The Good, the Bad, & the Cheese: Director Paul Lynch rolled out the original Prom Night (1980) a year or so before beginning work on Humongous, and there's a discernible dip in quality between them. By no means a perfect film, Prom Night's disco slashing still presents a form of professionalism that's all but missing from the rougher Humongous. The latter film is plodding and plotless, which perhaps wouldn't be too damning a complaint (we are talking slashers here) if we could see any of the action. The cinematography is abnormally muddled, and the frame is bathed in an array of shadows that while obviously intentional (imperative to cover up the killer's limp monster prosthetics) also hint at a degree of sloppiness and lack of effort on the filmmakers' parts. (I noted exactly one clever filmmaking moment: immediately after a character is murdered, the scene hard cuts to another in which Eric has lifted up a phone receiver to his ear and reports, stolidly, "Dead." That sort of deliciously well-done dark humor could have elevated the film out of its, well, darkness).

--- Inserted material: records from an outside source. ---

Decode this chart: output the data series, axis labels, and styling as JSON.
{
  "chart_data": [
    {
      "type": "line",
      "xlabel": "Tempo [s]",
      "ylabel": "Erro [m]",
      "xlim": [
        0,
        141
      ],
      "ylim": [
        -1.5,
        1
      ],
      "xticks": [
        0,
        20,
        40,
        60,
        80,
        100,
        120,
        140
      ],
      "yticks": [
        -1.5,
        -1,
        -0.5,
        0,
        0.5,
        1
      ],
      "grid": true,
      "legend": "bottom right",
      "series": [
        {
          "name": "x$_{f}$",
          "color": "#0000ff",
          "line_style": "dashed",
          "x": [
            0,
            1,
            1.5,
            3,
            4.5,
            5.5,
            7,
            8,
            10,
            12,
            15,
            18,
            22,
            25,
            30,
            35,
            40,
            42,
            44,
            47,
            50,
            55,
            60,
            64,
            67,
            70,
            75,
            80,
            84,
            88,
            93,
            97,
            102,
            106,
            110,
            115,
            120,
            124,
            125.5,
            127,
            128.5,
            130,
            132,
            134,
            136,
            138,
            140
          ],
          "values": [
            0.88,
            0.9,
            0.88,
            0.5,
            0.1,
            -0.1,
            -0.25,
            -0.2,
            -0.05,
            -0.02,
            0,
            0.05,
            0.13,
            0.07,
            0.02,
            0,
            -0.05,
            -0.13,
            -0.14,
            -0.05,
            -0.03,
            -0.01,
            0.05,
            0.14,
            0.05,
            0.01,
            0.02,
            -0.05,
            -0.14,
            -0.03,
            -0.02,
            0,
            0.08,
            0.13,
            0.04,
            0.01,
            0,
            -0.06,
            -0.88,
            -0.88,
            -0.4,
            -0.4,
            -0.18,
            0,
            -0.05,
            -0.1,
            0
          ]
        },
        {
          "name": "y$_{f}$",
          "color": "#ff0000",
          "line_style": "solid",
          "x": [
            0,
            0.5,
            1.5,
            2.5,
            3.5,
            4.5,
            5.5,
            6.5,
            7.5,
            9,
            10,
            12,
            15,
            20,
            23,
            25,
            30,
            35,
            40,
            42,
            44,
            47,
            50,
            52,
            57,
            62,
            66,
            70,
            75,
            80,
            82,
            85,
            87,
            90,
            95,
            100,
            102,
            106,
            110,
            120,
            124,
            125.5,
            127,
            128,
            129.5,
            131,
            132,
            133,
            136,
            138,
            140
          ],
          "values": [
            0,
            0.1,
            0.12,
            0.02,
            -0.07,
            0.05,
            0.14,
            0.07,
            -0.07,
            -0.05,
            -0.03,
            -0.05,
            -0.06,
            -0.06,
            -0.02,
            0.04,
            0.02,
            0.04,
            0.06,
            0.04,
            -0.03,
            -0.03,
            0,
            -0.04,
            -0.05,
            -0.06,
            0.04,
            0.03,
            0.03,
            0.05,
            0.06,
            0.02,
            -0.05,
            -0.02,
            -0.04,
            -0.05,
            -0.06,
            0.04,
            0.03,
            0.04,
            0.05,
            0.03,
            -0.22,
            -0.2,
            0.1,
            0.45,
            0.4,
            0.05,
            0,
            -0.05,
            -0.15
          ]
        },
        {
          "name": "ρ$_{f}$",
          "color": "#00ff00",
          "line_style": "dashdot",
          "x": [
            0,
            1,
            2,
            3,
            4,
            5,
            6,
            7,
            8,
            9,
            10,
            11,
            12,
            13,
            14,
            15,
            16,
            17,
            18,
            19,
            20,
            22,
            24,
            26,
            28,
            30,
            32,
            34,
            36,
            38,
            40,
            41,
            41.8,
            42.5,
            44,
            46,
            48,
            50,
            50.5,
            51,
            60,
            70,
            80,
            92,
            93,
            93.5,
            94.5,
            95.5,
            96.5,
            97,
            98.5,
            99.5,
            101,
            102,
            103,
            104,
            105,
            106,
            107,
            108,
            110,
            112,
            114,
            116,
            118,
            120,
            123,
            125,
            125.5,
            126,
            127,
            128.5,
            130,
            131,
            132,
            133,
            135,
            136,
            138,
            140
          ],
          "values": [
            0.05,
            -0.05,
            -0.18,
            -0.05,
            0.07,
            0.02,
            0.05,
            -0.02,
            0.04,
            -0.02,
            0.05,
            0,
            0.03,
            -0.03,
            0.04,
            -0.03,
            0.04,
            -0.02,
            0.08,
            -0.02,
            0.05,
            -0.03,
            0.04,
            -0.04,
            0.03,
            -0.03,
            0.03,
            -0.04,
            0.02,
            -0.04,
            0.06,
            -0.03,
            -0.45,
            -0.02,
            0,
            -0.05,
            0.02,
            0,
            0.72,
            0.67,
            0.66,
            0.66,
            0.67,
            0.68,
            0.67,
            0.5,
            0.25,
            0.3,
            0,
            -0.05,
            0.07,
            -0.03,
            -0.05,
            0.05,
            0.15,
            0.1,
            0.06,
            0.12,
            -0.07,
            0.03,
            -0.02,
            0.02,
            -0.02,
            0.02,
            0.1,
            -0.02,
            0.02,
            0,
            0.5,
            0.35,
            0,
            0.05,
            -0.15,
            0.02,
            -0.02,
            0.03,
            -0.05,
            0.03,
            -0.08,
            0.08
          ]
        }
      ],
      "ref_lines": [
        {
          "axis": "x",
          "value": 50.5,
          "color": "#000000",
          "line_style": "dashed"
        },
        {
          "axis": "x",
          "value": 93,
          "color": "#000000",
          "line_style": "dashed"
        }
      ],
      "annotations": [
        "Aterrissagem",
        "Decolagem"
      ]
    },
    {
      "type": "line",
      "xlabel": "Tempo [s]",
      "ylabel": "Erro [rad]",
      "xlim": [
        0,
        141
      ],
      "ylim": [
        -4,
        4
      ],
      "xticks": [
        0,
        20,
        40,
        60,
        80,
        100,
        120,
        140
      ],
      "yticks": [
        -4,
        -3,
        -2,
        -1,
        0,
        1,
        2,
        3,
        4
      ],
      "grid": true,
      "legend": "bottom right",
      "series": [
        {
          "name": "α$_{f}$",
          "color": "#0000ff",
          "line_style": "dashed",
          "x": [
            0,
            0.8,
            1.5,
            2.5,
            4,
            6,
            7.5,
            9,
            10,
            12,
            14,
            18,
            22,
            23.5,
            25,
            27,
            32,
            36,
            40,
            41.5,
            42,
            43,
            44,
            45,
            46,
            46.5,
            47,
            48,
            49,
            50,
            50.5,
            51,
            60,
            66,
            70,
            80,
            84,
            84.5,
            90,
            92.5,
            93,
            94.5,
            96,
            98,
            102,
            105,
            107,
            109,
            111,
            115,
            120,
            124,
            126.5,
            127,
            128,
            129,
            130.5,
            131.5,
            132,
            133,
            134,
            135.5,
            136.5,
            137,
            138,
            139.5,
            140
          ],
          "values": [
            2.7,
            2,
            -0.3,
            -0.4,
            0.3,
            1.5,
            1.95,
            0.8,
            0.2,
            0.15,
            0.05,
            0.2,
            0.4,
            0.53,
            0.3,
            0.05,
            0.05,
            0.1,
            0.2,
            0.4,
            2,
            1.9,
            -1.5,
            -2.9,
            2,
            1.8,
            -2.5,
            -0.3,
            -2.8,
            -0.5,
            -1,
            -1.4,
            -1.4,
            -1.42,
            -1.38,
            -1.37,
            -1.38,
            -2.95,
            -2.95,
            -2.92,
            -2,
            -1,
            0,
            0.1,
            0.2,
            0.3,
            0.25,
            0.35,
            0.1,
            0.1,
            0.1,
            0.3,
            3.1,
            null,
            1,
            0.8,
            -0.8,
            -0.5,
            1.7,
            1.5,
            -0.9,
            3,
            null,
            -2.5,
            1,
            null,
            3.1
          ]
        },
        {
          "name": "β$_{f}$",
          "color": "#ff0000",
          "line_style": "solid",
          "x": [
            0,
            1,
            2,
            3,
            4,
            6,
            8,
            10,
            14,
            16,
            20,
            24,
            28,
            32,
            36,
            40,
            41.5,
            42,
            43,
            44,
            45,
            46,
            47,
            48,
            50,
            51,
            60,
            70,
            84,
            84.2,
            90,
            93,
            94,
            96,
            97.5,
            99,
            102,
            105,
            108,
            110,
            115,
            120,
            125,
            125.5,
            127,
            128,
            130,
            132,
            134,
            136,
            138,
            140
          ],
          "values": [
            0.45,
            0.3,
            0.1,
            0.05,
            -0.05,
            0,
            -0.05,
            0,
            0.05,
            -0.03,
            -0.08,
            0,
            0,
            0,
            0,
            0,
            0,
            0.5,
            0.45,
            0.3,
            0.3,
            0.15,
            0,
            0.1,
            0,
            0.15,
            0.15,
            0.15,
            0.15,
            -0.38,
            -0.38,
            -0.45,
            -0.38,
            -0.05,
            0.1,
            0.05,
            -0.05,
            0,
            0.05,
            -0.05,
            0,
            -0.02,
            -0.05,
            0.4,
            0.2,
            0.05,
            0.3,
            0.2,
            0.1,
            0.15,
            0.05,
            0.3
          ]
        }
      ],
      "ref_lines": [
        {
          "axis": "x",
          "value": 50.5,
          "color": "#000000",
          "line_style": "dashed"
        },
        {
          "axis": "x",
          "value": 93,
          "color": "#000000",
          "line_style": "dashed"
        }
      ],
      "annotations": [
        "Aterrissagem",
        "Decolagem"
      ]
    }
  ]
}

These production-level quibbles aside, Humongous is fine. It didn't offend my sensibilities, nor did it manage to stimulate them. I was hoping the bleakness of its opening, period-set prologue (reminiscent of the similar 1940s setting at the start of Joseph Zito's The Prowler (1981)) was foretelling the tone that was to persist throughout the film, as sleazy as it was-- alas, this was not to be. Instead, we're gifted goofy teenagers and their brainless foibles. Not that I can't appreciate a good foible-- like, say, the wild and carefree Rick driving their boat full-steam ahead into rocks after being told to watch out for the rocks ahead of him; or Donna, the requisite airhead, deciding to take care of the injured sailor by walking around the island and placing blueberries into the cleavage of her tied off shirt, squishing most of them in the process (producing the best line of dialogue I've ever heard: "Look, I'm leaking!"), before figuring that the only way to save him from hypothermia is to warm him with her exposed breasts. But enjoyable foibles can't obscure mediocrity, and this is a thoroughly mediocre film. Its title describes the size of my shrug.